I was asked once in a course what I would do if I had only one piece of bread to feed us both. Of course that was an extreme scenario, but I said I’d probably give it to my son, which in all reality shouldn’t be the case. We should share what we have. If I don’t eat and fall ill nobody will be able to look after him, plus I would be failing to be kind to myself.
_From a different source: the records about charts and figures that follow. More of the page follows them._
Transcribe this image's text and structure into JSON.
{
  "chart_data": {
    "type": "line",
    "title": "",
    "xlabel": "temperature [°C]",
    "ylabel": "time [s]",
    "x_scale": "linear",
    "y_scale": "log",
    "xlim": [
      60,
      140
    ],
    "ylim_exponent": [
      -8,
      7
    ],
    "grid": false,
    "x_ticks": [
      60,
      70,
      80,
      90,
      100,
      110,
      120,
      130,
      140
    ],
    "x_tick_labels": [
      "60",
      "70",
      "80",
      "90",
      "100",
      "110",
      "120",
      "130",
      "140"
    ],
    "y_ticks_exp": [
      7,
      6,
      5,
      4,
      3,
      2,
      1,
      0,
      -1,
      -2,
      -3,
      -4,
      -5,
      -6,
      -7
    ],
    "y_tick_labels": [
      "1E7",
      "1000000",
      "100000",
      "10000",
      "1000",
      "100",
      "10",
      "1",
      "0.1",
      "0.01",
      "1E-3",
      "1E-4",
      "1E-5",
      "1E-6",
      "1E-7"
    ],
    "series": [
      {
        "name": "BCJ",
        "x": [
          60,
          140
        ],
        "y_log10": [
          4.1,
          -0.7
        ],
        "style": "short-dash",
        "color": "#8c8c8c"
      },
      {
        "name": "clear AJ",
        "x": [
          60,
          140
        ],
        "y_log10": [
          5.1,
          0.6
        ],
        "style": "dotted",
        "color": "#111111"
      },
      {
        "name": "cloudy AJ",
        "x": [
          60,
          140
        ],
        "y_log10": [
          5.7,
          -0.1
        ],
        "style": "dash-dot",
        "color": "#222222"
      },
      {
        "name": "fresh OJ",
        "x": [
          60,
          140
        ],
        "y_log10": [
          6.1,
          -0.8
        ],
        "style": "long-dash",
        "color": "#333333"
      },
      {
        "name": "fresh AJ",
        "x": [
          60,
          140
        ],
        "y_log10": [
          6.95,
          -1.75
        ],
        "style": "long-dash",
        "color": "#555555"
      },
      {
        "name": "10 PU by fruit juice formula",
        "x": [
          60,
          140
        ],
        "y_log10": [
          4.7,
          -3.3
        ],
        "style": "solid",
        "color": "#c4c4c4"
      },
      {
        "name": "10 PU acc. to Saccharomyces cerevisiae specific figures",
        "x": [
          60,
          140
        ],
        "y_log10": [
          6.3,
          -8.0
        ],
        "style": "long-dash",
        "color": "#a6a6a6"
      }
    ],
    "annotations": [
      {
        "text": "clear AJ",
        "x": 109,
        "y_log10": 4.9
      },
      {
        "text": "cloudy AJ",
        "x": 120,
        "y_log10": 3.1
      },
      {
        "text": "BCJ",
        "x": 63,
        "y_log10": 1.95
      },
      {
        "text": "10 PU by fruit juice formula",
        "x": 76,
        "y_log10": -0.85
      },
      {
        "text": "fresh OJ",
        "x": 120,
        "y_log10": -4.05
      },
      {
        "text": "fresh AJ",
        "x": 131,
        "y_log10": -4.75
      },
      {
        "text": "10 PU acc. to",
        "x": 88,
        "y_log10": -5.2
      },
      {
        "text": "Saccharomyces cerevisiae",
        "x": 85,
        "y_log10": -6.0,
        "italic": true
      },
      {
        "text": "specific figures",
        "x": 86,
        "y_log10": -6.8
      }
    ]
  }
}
Most importantly – You have to be kind to you because some people won’t! We just got back and my darling boy had a massive tantrum on the airplane and refused to disembark. We were the last ones to leave and the bus was waiting for us with everyone else already on board. One of the attendants came over and asked if she could help with the bags so I could take him and I thanked her. I managed to retrieve my son and make our way to the door when another one of the attendants came to me in a rush and asked me in a very bad manner – I quote: “Could you hurry up? You are the last ones on the plane. All the other passengers are waiting”. There was no need for that comment since the situation explained itself, but retaliation was not what was needed. I just smiled at her with my hysterical son in my arms and said “Well, I am afraid they are just going to have to wait, aren’t they?”. Then I carried on at exactly the same pace as before. Because I was looking after myself. And my crazy little man.
I love this photo – shame his cheeks are covered in tears after not having his way as I didn’t let him swim in the water behind him.